Deep Learning Through the Lens of Example Difficulty

Robert Baldock (Aleph Alpha)

Robert Baldock is a Senior Researcher at Aleph Alpha in Heidelberg, Germany, where he works on language (and multi-modal) modelling. He has previously worked on the science of deep learning at Google Brain in Zurich, Switzerland, and on Bayesian Computational approaches in statistical physics as a research fellow at EPFL in Lausanne, Switzerland and a postdoc at the University of Cambridge, UK. He trained as a theoretical physicist at the University of Cambridge.

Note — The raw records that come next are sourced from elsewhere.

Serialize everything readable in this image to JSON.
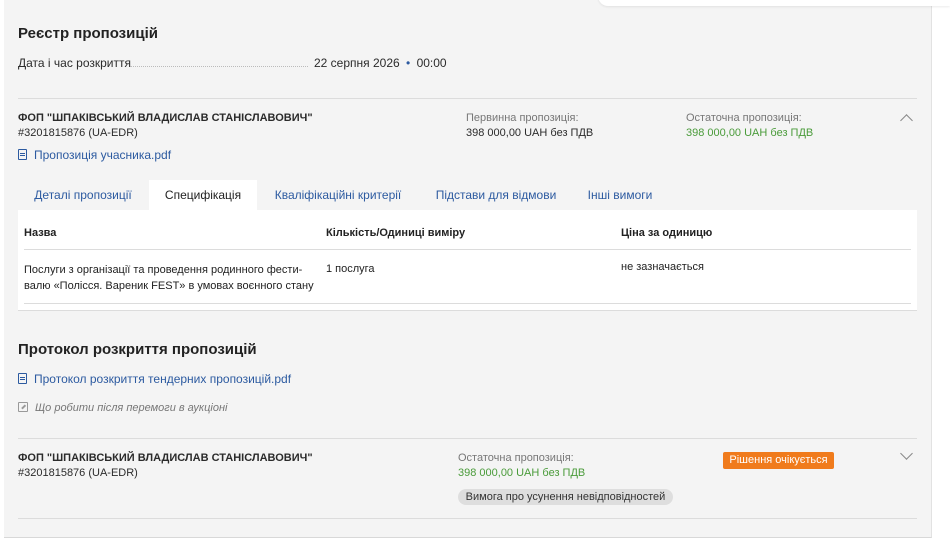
{
  "registry": {
    "title": "Реєстр пропозицій",
    "open_date_label": "Дата і час розкриття",
    "open_date_value": "22 серпня 2026",
    "open_time_value": "00:00",
    "date_sep": "•"
  },
  "bid1": {
    "bidder_name": "ФОП \"ШПАКІВСЬКИЙ ВЛАДИСЛАВ СТАНІСЛАВОВИЧ\"",
    "bidder_id": "#3201815876 (UA-EDR)",
    "initial_label": "Первинна пропозиція:",
    "initial_value": "398 000,00 UAH без ПДВ",
    "final_label": "Остаточна пропозиція:",
    "final_value": "398 000,00 UAH без ПДВ",
    "file_link": "Пропозиція учасника.pdf"
  },
  "tabs": [
    {
      "label": "Деталі пропозиції",
      "active": false
    },
    {
      "label": "Специфікація",
      "active": true
    },
    {
      "label": "Кваліфікаційні критерії",
      "active": false
    },
    {
      "label": "Підстави для відмови",
      "active": false
    },
    {
      "label": "Інші вимоги",
      "active": false
    }
  ],
  "spec_table": {
    "headers": [
      "Назва",
      "Кількість/Одиниці виміру",
      "Ціна за одиницю"
    ],
    "rows": [
      {
        "name_line1": "Послуги з організації та проведення родинного фести-",
        "name_line2": "валю «Полісся. Вареник FEST» в умовах воєнного стану",
        "quantity": "1 послуга",
        "price": "не зазначається"
      }
    ]
  },
  "protocol": {
    "title": "Протокол розкриття пропозицій",
    "file_link": "Протокол розкриття тендерних пропозицій.pdf",
    "after_win_link": "Що робити після перемоги в аукціоні"
  },
  "bid2": {
    "bidder_name": "ФОП \"ШПАКІВСЬКИЙ ВЛАДИСЛАВ СТАНІСЛАВОВИЧ\"",
    "bidder_id": "#3201815876 (UA-EDR)",
    "final_label": "Остаточна пропозиція:",
    "final_value": "398 000,00 UAH без ПДВ",
    "status_badge": "Рішення очікується",
    "requirement_badge": "Вимога про усунення невідповідностей"
  },
  "colors": {
    "accent_link": "#2c5aa0",
    "price_green": "#4a9b3a",
    "status_orange": "#f07b1c",
    "panel_bg": "#f4f4f4"
  },
  "icons": [
    "document-icon",
    "edit-note-icon",
    "chevron-up-icon",
    "chevron-down-icon"
  ]
}
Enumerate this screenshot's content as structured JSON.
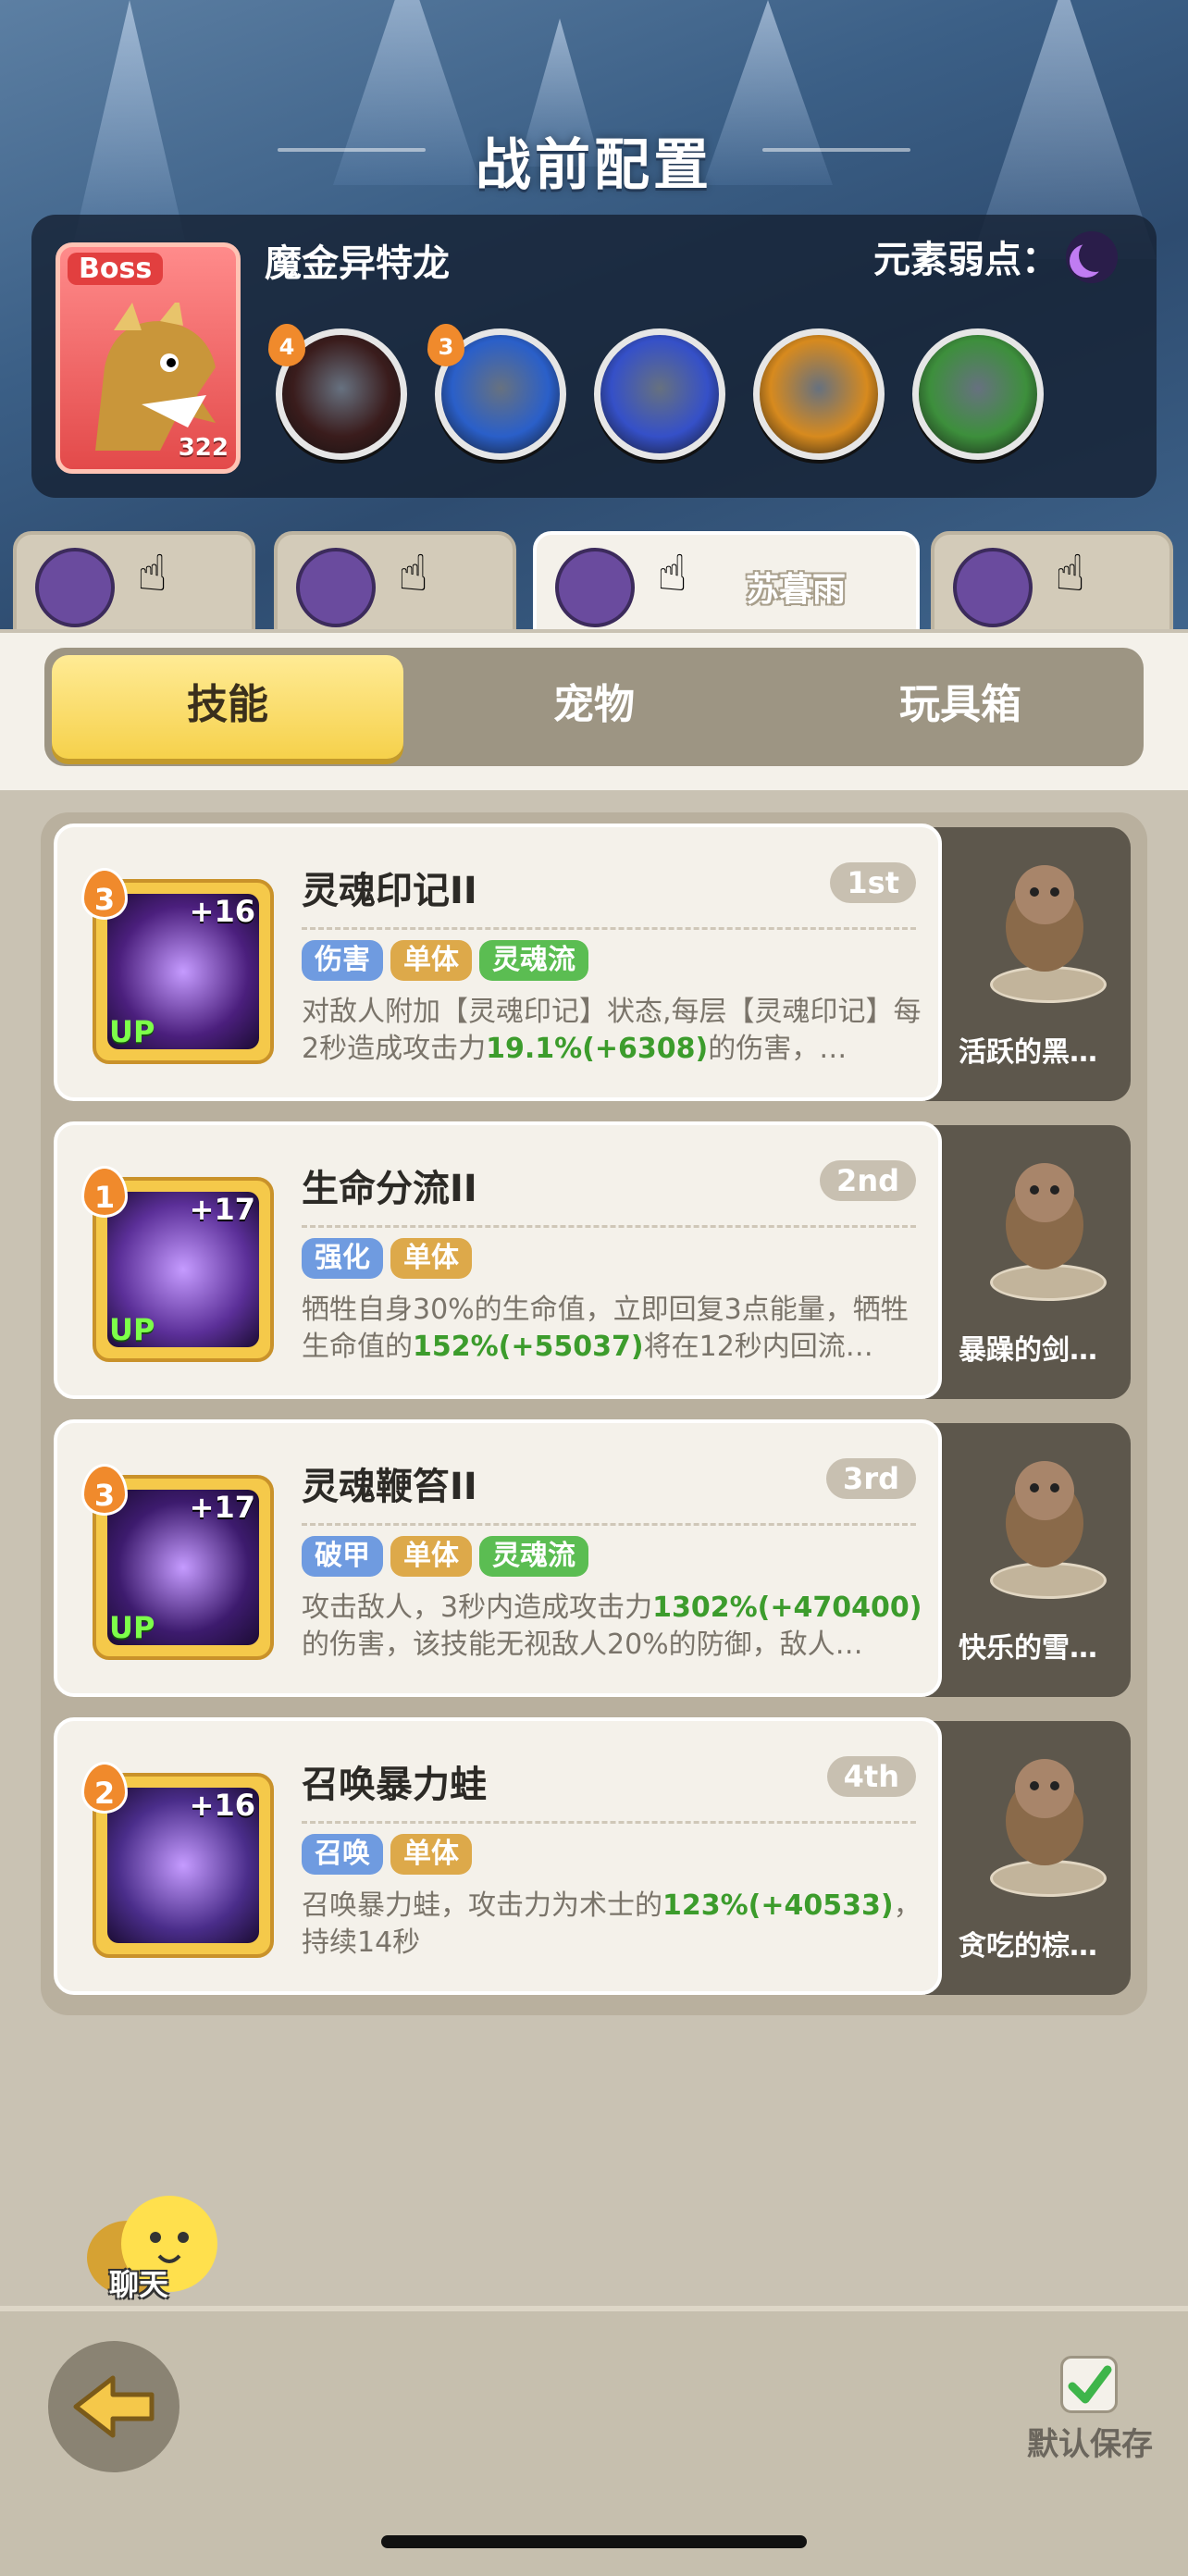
{
  "header": {
    "title": "战前配置"
  },
  "boss": {
    "tag": "Boss",
    "level": "322",
    "name": "魔金异特龙",
    "weakness_label": "元素弱点：",
    "weakness_icon": "moon-icon",
    "skills": [
      {
        "icon": "shark-jaw-icon",
        "badge": "4",
        "color": "#3a1c1c"
      },
      {
        "icon": "lightning-claw-icon",
        "badge": "3",
        "color": "#2a5fc9"
      },
      {
        "icon": "lightning-bolt-icon",
        "badge": "",
        "color": "#3550c8"
      },
      {
        "icon": "spiked-crown-icon",
        "badge": "",
        "color": "#d78a1e"
      },
      {
        "icon": "slime-icon",
        "badge": "",
        "color": "#3d8f3c"
      }
    ]
  },
  "heroes": [
    {
      "name": "",
      "active": false
    },
    {
      "name": "",
      "active": false
    },
    {
      "name": "苏暮雨",
      "active": true
    },
    {
      "name": "",
      "active": false
    }
  ],
  "tabs": [
    {
      "label": "技能",
      "active": true
    },
    {
      "label": "宠物",
      "active": false
    },
    {
      "label": "玩具箱",
      "active": false
    }
  ],
  "skills": [
    {
      "name": "灵魂印记II",
      "rank": "1st",
      "level": "3",
      "plus": "+16",
      "up": "UP",
      "icon": "soul-flame-icon",
      "icon_color": "#4b1f7d",
      "tags": [
        {
          "text": "伤害",
          "color": "blue"
        },
        {
          "text": "单体",
          "color": "gold"
        },
        {
          "text": "灵魂流",
          "color": "green"
        }
      ],
      "desc_parts": [
        "对敌人附加【灵魂印记】状态,每层【灵魂印记】每2秒造成攻击力",
        "19.1%(+6308)",
        "的伤害，…"
      ],
      "pet": {
        "name": "活跃的黑…",
        "icon": "boar-pet-icon"
      }
    },
    {
      "name": "生命分流II",
      "rank": "2nd",
      "level": "1",
      "plus": "+17",
      "up": "UP",
      "icon": "life-cross-icon",
      "icon_color": "#5b2f98",
      "tags": [
        {
          "text": "强化",
          "color": "blue"
        },
        {
          "text": "单体",
          "color": "gold"
        }
      ],
      "desc_parts": [
        "牺牲自身30%的生命值，立即回复3点能量，牺牲生命值的",
        "152%(+55037)",
        "将在12秒内回流…"
      ],
      "pet": {
        "name": "暴躁的剑…",
        "icon": "cat-pet-icon"
      }
    },
    {
      "name": "灵魂鞭笞II",
      "rank": "3rd",
      "level": "3",
      "plus": "+17",
      "up": "UP",
      "icon": "soul-whip-icon",
      "icon_color": "#3d1b6e",
      "tags": [
        {
          "text": "破甲",
          "color": "blue"
        },
        {
          "text": "单体",
          "color": "gold"
        },
        {
          "text": "灵魂流",
          "color": "green"
        }
      ],
      "desc_parts": [
        "攻击敌人，3秒内造成攻击力",
        "1302%(+470400)",
        "的伤害，该技能无视敌人20%的防御，敌人…"
      ],
      "pet": {
        "name": "快乐的雪…",
        "icon": "dino-pet-icon"
      }
    },
    {
      "name": "召唤暴力蛙",
      "rank": "4th",
      "level": "2",
      "plus": "+16",
      "up": "",
      "icon": "frog-icon",
      "icon_color": "#4a2d8a",
      "tags": [
        {
          "text": "召唤",
          "color": "blue"
        },
        {
          "text": "单体",
          "color": "gold"
        }
      ],
      "desc_parts": [
        "召唤暴力蛙，攻击力为术士的",
        "123%(+40533)",
        "，持续14秒"
      ],
      "pet": {
        "name": "贪吃的棕…",
        "icon": "bee-bear-pet-icon"
      }
    }
  ],
  "chat": {
    "label": "聊天",
    "icon": "chat-blob-icon"
  },
  "footer": {
    "back_icon": "back-arrow-icon",
    "save_label": "默认保存",
    "save_checked": true
  }
}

Short Abstract: Existing work on understanding deep learning often employs measures that compress all data-dependent information into a few numbers. In this work, we adopt a perspective based on the role of individual examples. We introduce a measure of the computational difficulty of making a prediction for a given input: the (effective) prediction depth. Our extensive investigation reveals surprising yet simple relationships between the prediction depth of a given input and the model’s uncertainty, confidence, accuracy and speed of learning for that data point. We further categorize difficult examples into three interpretable groups, demonstrate how these groups are processed differently inside deep models and showcase how this understanding allows us to improve prediction accuracy. Insights from our study lead to a coherent view of a number of separately reported phenomena in the literature: early layers generalize while later layers memorize; early layers converge faster and networks learn easy data and simple functions first.